If you are to drill into a concrete wall, you will need the right drill.

Different concrete types need a varying hardness level. Screwing into the concrete will need a drill, preferably, a hammer drill that has a tungsten carbide bit.

If you are drilling into the decorative concrete such as internal walls which are usually softer, you can do so using a masonry drill bit or a rotary hand drill. Ensure that you take everything slowly.  Make sure you don’t burn the motor and cause damage to the drill bit.

Tips for drilling into concrete

Before breaking out your drill and drill bit, you will need to check these concrete drilling tips:

  • Pick the right drill bit. You will want to invest in the right masonry bits
  • Choose the right tools. If you are serious about drilling into concrete, you will want to use a hammer drill. This is a good choice as it uses a fast hammer action for driving the drill bit through a mate.
  • Use the right pressure. While drilling in concrete is a bit hard, using more pressure isn’t the solution. This may end up damaging the motor of the drill
  • Use water. It’s advisable to wet concrete when drilling to reduce the dust and also prevent overheating
  • Be ready for jamming. When drilling concrete, you will face various materials that aren’t concrete such as aggregate rocks and rebars. When this happens, you should remove the bit and drill, and break down the materials using a nail and hammer. You can also consider drilling in another area
  • Protect yourself. Ensure that you are wearing the right protective appliances.

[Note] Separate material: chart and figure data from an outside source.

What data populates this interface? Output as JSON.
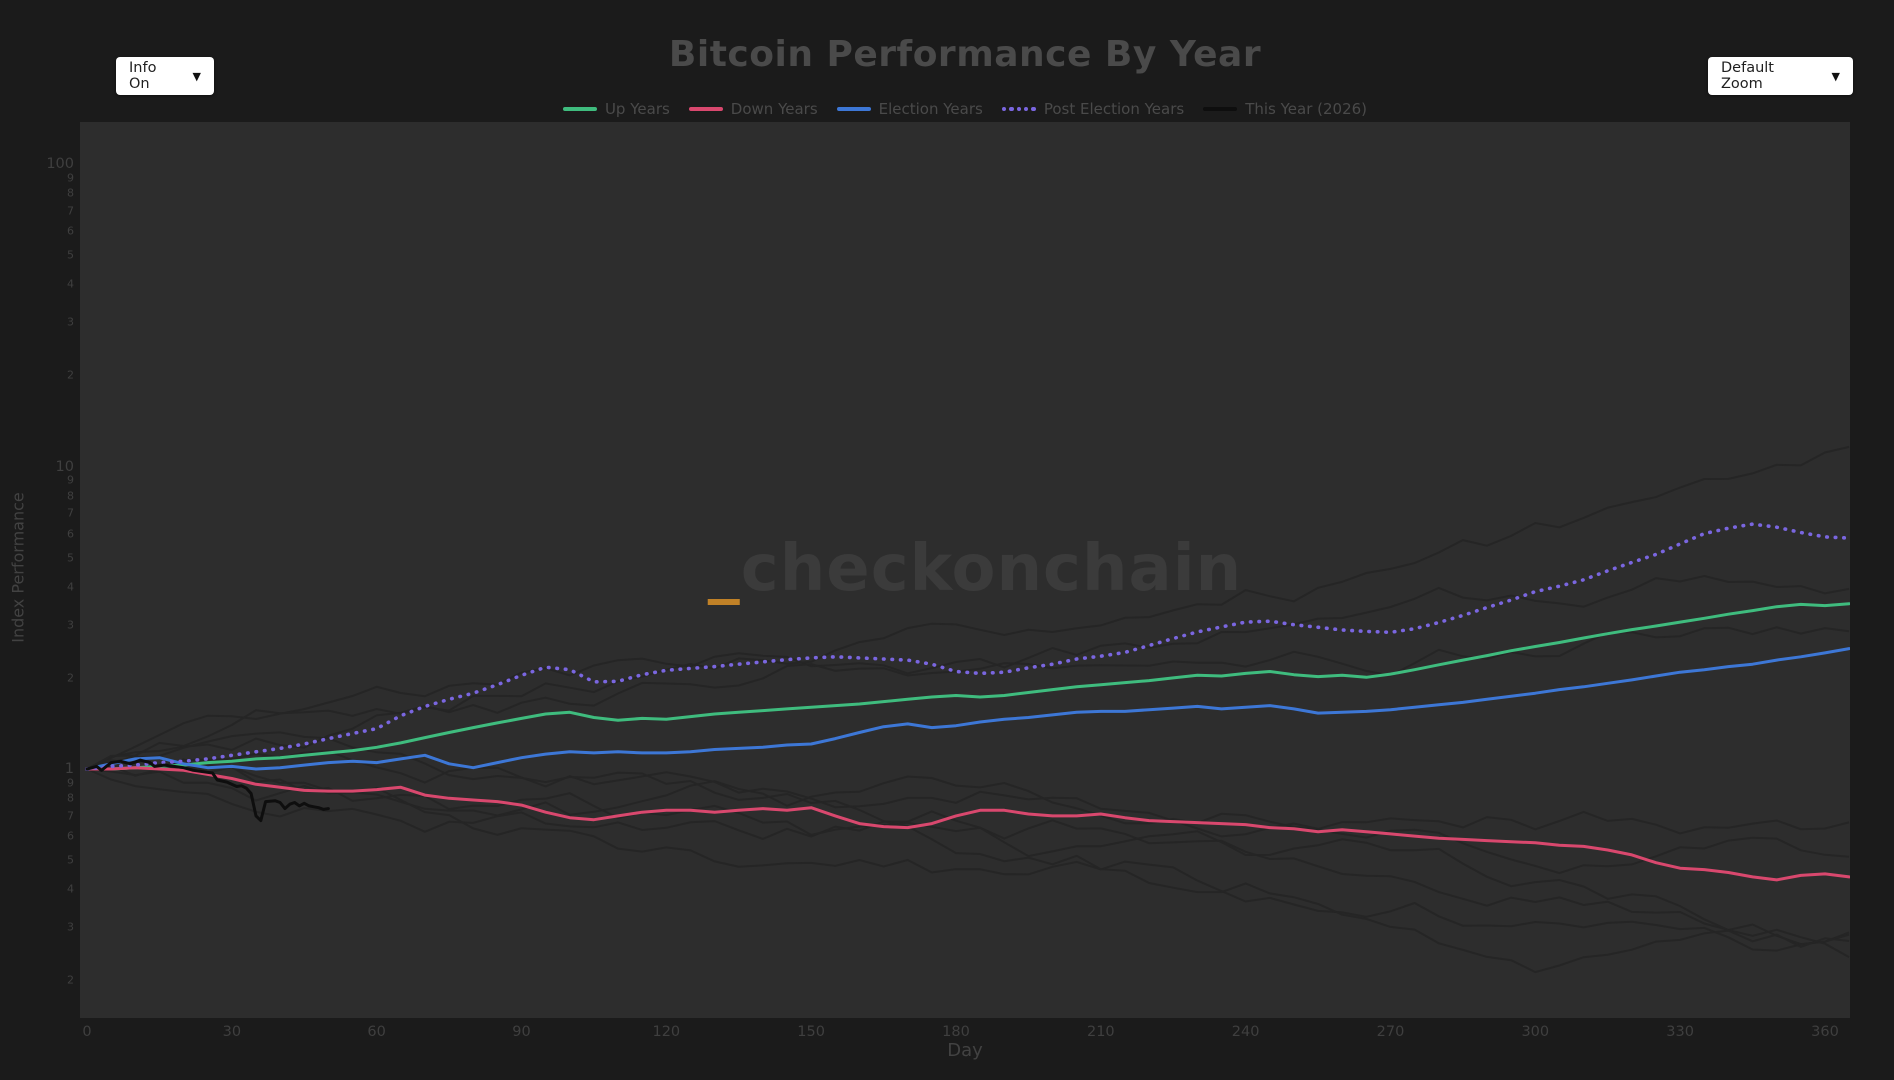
{
  "page": {
    "title": "Bitcoin Performance By Year"
  },
  "controls": {
    "info_dropdown": {
      "label": "Info On",
      "arrow": "▼"
    },
    "zoom_dropdown": {
      "label": "Default Zoom",
      "arrow": "▼"
    }
  },
  "watermark": {
    "underscore": "_",
    "text": "checkonchain"
  },
  "chart_data": {
    "type": "line",
    "title": "Bitcoin Performance By Year",
    "xlabel": "Day",
    "ylabel": "Index Performance",
    "x_axis": {
      "min": -1.5,
      "max": 365.5,
      "ticks": [
        0,
        30,
        60,
        90,
        120,
        150,
        180,
        210,
        240,
        270,
        300,
        330,
        360
      ]
    },
    "y_axis": {
      "scale": "log",
      "min": 0.15,
      "max": 140,
      "major_ticks": [
        100,
        10,
        1
      ],
      "minor_tick_digits": [
        9,
        8,
        7,
        6,
        5,
        4,
        3,
        2
      ]
    },
    "grid": "off",
    "legend_position": "top-center",
    "colors": {
      "up": "#3fbc7e",
      "down": "#d9486e",
      "election": "#3d77d6",
      "post_election": "#7a66e0",
      "this_year": "#0e0e0e"
    },
    "series": [
      {
        "name": "Up Years",
        "color_key": "up",
        "style": "solid",
        "x_start": 0,
        "x_step": 5,
        "values": [
          1.0,
          1.0,
          1.01,
          1.02,
          1.03,
          1.05,
          1.06,
          1.08,
          1.09,
          1.11,
          1.13,
          1.15,
          1.18,
          1.22,
          1.27,
          1.32,
          1.37,
          1.42,
          1.47,
          1.52,
          1.54,
          1.48,
          1.45,
          1.47,
          1.46,
          1.49,
          1.52,
          1.54,
          1.56,
          1.58,
          1.6,
          1.62,
          1.64,
          1.67,
          1.7,
          1.73,
          1.75,
          1.73,
          1.75,
          1.79,
          1.83,
          1.87,
          1.9,
          1.93,
          1.96,
          2.0,
          2.04,
          2.03,
          2.07,
          2.1,
          2.05,
          2.02,
          2.04,
          2.01,
          2.06,
          2.13,
          2.21,
          2.29,
          2.37,
          2.46,
          2.54,
          2.62,
          2.71,
          2.8,
          2.89,
          2.97,
          3.06,
          3.15,
          3.25,
          3.34,
          3.44,
          3.5,
          3.47,
          3.52
        ]
      },
      {
        "name": "Down Years",
        "color_key": "down",
        "style": "solid",
        "x_start": 0,
        "x_step": 5,
        "values": [
          1.0,
          1.0,
          1.01,
          1.0,
          0.99,
          0.96,
          0.93,
          0.89,
          0.87,
          0.85,
          0.845,
          0.845,
          0.855,
          0.87,
          0.82,
          0.8,
          0.79,
          0.78,
          0.76,
          0.72,
          0.69,
          0.68,
          0.7,
          0.72,
          0.73,
          0.73,
          0.72,
          0.73,
          0.74,
          0.73,
          0.745,
          0.7,
          0.66,
          0.645,
          0.64,
          0.66,
          0.7,
          0.73,
          0.73,
          0.71,
          0.7,
          0.7,
          0.71,
          0.69,
          0.675,
          0.67,
          0.665,
          0.66,
          0.655,
          0.64,
          0.635,
          0.62,
          0.63,
          0.62,
          0.61,
          0.6,
          0.59,
          0.585,
          0.58,
          0.575,
          0.57,
          0.56,
          0.555,
          0.54,
          0.52,
          0.49,
          0.47,
          0.465,
          0.455,
          0.44,
          0.43,
          0.445,
          0.45,
          0.44
        ]
      },
      {
        "name": "Election Years",
        "color_key": "election",
        "style": "solid",
        "x_start": 0,
        "x_step": 5,
        "values": [
          1.0,
          1.04,
          1.08,
          1.09,
          1.04,
          1.01,
          1.02,
          1.0,
          1.01,
          1.03,
          1.05,
          1.06,
          1.05,
          1.08,
          1.11,
          1.04,
          1.01,
          1.05,
          1.09,
          1.12,
          1.14,
          1.13,
          1.14,
          1.13,
          1.13,
          1.14,
          1.16,
          1.17,
          1.18,
          1.2,
          1.21,
          1.26,
          1.32,
          1.38,
          1.41,
          1.37,
          1.39,
          1.43,
          1.46,
          1.48,
          1.51,
          1.54,
          1.55,
          1.55,
          1.57,
          1.59,
          1.61,
          1.58,
          1.6,
          1.62,
          1.58,
          1.53,
          1.54,
          1.55,
          1.57,
          1.6,
          1.63,
          1.66,
          1.7,
          1.74,
          1.78,
          1.83,
          1.87,
          1.92,
          1.97,
          2.03,
          2.09,
          2.13,
          2.18,
          2.22,
          2.29,
          2.35,
          2.42,
          2.5
        ]
      },
      {
        "name": "Post Election Years",
        "color_key": "post_election",
        "style": "dotted",
        "x_start": 0,
        "x_step": 5,
        "values": [
          1.0,
          1.02,
          1.03,
          1.05,
          1.06,
          1.08,
          1.11,
          1.14,
          1.17,
          1.21,
          1.26,
          1.31,
          1.36,
          1.5,
          1.61,
          1.7,
          1.78,
          1.9,
          2.04,
          2.17,
          2.13,
          1.94,
          1.95,
          2.05,
          2.12,
          2.15,
          2.18,
          2.22,
          2.26,
          2.3,
          2.33,
          2.35,
          2.33,
          2.31,
          2.29,
          2.22,
          2.1,
          2.07,
          2.09,
          2.16,
          2.22,
          2.31,
          2.36,
          2.43,
          2.56,
          2.7,
          2.84,
          2.95,
          3.06,
          3.08,
          3.0,
          2.94,
          2.88,
          2.85,
          2.83,
          2.91,
          3.05,
          3.22,
          3.42,
          3.62,
          3.86,
          4.02,
          4.22,
          4.52,
          4.82,
          5.12,
          5.55,
          6.0,
          6.25,
          6.45,
          6.3,
          6.05,
          5.85,
          5.8
        ]
      },
      {
        "name": "This Year (2026)",
        "color_key": "this_year",
        "style": "solid",
        "points": [
          [
            0,
            1.0
          ],
          [
            2,
            1.02
          ],
          [
            3,
            0.99
          ],
          [
            5,
            1.05
          ],
          [
            7,
            1.06
          ],
          [
            9,
            1.04
          ],
          [
            11,
            1.07
          ],
          [
            13,
            1.05
          ],
          [
            14,
            1.02
          ],
          [
            16,
            1.03
          ],
          [
            18,
            1.02
          ],
          [
            20,
            1.01
          ],
          [
            22,
            0.99
          ],
          [
            24,
            0.98
          ],
          [
            26,
            0.97
          ],
          [
            27,
            0.92
          ],
          [
            29,
            0.905
          ],
          [
            31,
            0.875
          ],
          [
            32,
            0.88
          ],
          [
            33,
            0.865
          ],
          [
            34,
            0.83
          ],
          [
            35,
            0.7
          ],
          [
            36,
            0.675
          ],
          [
            37,
            0.78
          ],
          [
            39,
            0.785
          ],
          [
            40,
            0.775
          ],
          [
            41,
            0.74
          ],
          [
            42,
            0.765
          ],
          [
            43,
            0.775
          ],
          [
            44,
            0.755
          ],
          [
            45,
            0.77
          ],
          [
            46,
            0.755
          ],
          [
            47,
            0.75
          ],
          [
            48,
            0.745
          ],
          [
            49,
            0.735
          ],
          [
            50,
            0.74
          ]
        ]
      }
    ]
  }
}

Tips for drilling in concrete like a pro

How to drill in concrete using a hammer drill

There are several steps you need to follow when drilling in concrete. These are:

  • Mark the spot

You should start by marking the surface where you will be drilling a hole. You will want to think of how deep the hole should be. You can measure this using a stop bar. Alternatively, you can determine the depth by wrapping masking tape around the drill bit.

  • Make the drill ready

Wear your goggles. You should then put the right size of tungsten carbide masonry drill bit into your hammer drill. Ensure that this is well locked to prevent slipping when drilling.

  • Get in the right position

Hold the drill with the feet apart by shoulder width.  To get greater control, you can use the auxiliary handle. If there is no handle, you should hold the hammer drill in a similar way to the handgun. When learning to drill a hole, ensure that the tungsten carbide drill bit remains perpendicular to concrete. The hammer action will produce some kickback.

  • Drill the guide hole

When the drill is on a slower setting, create the guide hole. If the hammer drill has only one speed, you can operate it in short burst until the guide hole is about ¼ inch deep.

  • Drill your desired hole

Hold the drill firmly but lightly. This will enable you to handle any stone pockets or hard material in the concrete. It’s easy to lose control of the drill when you are drilling via concrete.  With the guide hole in place, you can easily control the drill. Even as you continue to gain confidence, you can now increase the speed of the hammer drill until you have created the hole.

  • Overcoming obstruction

When you face an obstruction, you may think that forcing a drill through will work. However, this will only serve to damage the drill and interfere with the hole. You should instead eject the drill and work on the hard spot using a nail and a hammer. Provide the hammer with a few sharp taps. Avoid whacking it as you may lose control of the nail and divert the hole.

You can now chuck out the nail and continue drilling at a low speed until you overcome the blockage.

  • Clear debris

Ensure that after about 20 seconds, you remove the drill bit to get rid of debris in the hole. This will enable the drill bit to continue working on the hard concrete, without putting the extra effort into grinding the concrete dust.


Tips for drilling in concrete like a pro

  • Anchor attachment

After you have drilled the hole to your preferred depth as shown in the top bar, or even the masking tape of your drill bit, it’s time to chuck out the drill. You can take the compressed air to remove dust from the hole. Make sure that your safety goggles are still on so that you can continue protecting your eyes.

Ensure that you have a vacuum cleaner to remove any falling mess. You can then put the anchors into a hole, tapping them flush using a hammer. You can then repeat the whole procedure to continue making more holes.

  • Wrapping up

With the best rotary hammer drill, it should be very easy to drill through concrete. While you shouldn’t expect it to be similar to drilling into butter, you can save yourself a lot of frustration by using the masonry bit and hammer drill.

When you learn how to drill into concrete, you will never struggle again about hanging images in concrete walls or attaching a concrete countertop on another surface. While concrete drilling isn’t a straightforward process, understanding how to do it well will pay off in the future.  Use the above tips for all your concrete drilling.